One Saturday evening, just before Christmas a couple of years ago, a particularly bumptious young yuppie was holding up a whols side street in London by parking his brand new bright red porsche right in the middle of the road. The sickening little brat was strolling up and down the pavement looking for a particular flat and, while cars trying to go in both directions tooted their hornsat him furiously, he refused to be hurried and gave us all the 'V' sign. After about the third 'V' sign I have to admit shamefully I snapped.

I drove my rather larger, heavier car forward and took off the whole side of his pretty little sports car, to a loud cheer from everybody else in the road. It cost me a fortune to pay for his repairs, I lost my no claims bonus and, I admit, it was a totally irresponsible thing to have done. I also have to tell you that the precise second when my front bumper made contact with his wing, was one of the happiest moments of my life!

Kippers Like Slippers

Because I'm a fanatical fisherman, my friends and family always seem to think that any present they give me for my birthday or Christmas is going to be fine by me as long as somehow, somewhere, it's got a fish on it.

They won't buy any actual fishing tackle - partly because they're all too mean - but mainly it's because they reckon that the gear I use is a bit too specialized and they're bound to get the wrong thing. And in fairness, this is probably true. Buying fishing tackle as a prezzie is bound to be disastrous.

I remember at the age of twenty-eight some well meaning auntie buying me one of those little boy's first fishing kits from Woolworths with a float that even jaws couldn't pull under, an absurdly thick line that could have anchored the Isle of Wight ferry, and with the fishing rod itself made in a quite hideous bright fluorescent pink. Of course, I thanked my auntie profusely and then quietly bunged it on to my local rubbish tip. I couldn't possibly have sat amongst my mates, who had all the latest, all singing, all dancing gear with that funny little pink thing in my hand could I? Well I could have done but it would almost certainly have led to all sorts of misunderstandings.

So, family and friends have all slowly been educated not even to attempt to buy proper fishing gear for me. Instead, the attitude seems to be that anything else is fine, as long as there's some vague fish connection somewhere, however tenuous or hideous. I want to take this opportunity in print to tell them that this is not the case!

I'm sure many of my relatives will be absolutely horrified because they've been giving me these things for years and years not knowing how much I hated them all the time. But enough is enough - I really don't want them, I never wanted them - and if you trot out the old cliché about me being difficult to buy for, well uncles and aunties everywhere, please try harder!

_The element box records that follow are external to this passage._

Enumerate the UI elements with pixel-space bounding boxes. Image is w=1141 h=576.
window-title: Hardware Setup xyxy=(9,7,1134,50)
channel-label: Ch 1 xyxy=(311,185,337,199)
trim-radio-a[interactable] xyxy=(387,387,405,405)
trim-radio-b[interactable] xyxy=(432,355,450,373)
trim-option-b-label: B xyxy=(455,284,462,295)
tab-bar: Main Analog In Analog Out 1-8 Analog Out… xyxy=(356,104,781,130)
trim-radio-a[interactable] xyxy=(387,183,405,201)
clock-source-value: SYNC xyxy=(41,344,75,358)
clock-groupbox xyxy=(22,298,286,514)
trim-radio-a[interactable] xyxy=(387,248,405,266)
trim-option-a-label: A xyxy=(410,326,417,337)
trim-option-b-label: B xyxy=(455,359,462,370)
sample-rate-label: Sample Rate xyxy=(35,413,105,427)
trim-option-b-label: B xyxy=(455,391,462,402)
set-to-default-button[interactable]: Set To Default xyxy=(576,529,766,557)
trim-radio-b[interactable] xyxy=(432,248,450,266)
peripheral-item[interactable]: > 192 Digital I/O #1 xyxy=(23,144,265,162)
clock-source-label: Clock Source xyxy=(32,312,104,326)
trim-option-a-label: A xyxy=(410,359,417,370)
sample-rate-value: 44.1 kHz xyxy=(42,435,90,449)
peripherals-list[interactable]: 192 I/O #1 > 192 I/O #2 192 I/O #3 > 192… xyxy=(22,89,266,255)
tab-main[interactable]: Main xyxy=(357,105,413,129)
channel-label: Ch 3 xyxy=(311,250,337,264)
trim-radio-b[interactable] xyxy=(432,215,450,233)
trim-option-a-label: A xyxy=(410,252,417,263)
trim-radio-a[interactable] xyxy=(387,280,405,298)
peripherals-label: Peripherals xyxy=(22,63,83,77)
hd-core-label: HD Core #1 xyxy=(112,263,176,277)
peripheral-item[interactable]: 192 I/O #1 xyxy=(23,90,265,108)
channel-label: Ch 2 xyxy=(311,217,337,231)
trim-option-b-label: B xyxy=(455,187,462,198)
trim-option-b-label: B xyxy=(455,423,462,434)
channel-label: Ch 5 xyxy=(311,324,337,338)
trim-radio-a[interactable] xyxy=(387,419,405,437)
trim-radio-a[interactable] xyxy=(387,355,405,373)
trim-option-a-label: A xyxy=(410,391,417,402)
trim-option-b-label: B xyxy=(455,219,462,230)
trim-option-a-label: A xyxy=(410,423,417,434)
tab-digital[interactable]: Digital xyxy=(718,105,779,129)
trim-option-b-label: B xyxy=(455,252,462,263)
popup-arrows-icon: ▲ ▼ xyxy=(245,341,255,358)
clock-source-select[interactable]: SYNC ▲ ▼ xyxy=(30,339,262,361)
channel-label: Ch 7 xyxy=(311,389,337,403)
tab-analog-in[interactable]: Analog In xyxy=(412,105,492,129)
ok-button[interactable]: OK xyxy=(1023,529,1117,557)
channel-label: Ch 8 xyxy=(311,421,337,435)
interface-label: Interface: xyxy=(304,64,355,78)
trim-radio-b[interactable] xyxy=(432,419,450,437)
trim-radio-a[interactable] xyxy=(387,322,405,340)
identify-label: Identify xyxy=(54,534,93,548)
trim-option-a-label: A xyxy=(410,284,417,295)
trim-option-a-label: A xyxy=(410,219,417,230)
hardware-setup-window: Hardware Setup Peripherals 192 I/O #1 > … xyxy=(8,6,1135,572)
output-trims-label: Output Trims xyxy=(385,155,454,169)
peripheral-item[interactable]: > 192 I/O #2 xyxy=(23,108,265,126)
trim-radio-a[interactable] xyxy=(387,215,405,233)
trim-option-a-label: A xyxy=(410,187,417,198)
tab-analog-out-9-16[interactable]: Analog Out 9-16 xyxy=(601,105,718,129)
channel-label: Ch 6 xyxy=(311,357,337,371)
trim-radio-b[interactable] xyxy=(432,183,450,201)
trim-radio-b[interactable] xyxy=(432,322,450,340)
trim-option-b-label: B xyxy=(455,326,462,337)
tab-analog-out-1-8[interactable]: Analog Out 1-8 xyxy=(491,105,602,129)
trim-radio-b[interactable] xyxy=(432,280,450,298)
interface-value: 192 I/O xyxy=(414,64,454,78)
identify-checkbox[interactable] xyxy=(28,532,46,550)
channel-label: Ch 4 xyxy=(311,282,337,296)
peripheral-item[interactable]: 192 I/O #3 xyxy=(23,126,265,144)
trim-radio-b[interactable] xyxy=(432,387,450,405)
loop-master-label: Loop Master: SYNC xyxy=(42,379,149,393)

I can just about stand the odd fishing t-shirt, or even the huge jumper with a great big diving whale on the front that one of my aunts knitted me (it was quite nice actually, although when wearing it I was always terrified of being boarded by Greenpeace), but some of the other 'novelty' ideas have been unbelievable.

For example, you know those hats with knives that go through them? Well, I've had one of those with a trout going through it. Oh, what a laugh. Where on earth was I supposed to wear that? I've had furry herring to hang off the rear view mirror of my car. I've had fish shaped soap on a rope. I've had a knitted herring shaped toilet roll holder. I've had a block of shaving soap in the shape of a halibut and probably worst of all, I've had a pair of fish-shaped slippers. I'm sorry, and I'm sure they were very well intentioned, but would you want to answer the front door wearing a pair of pilchards?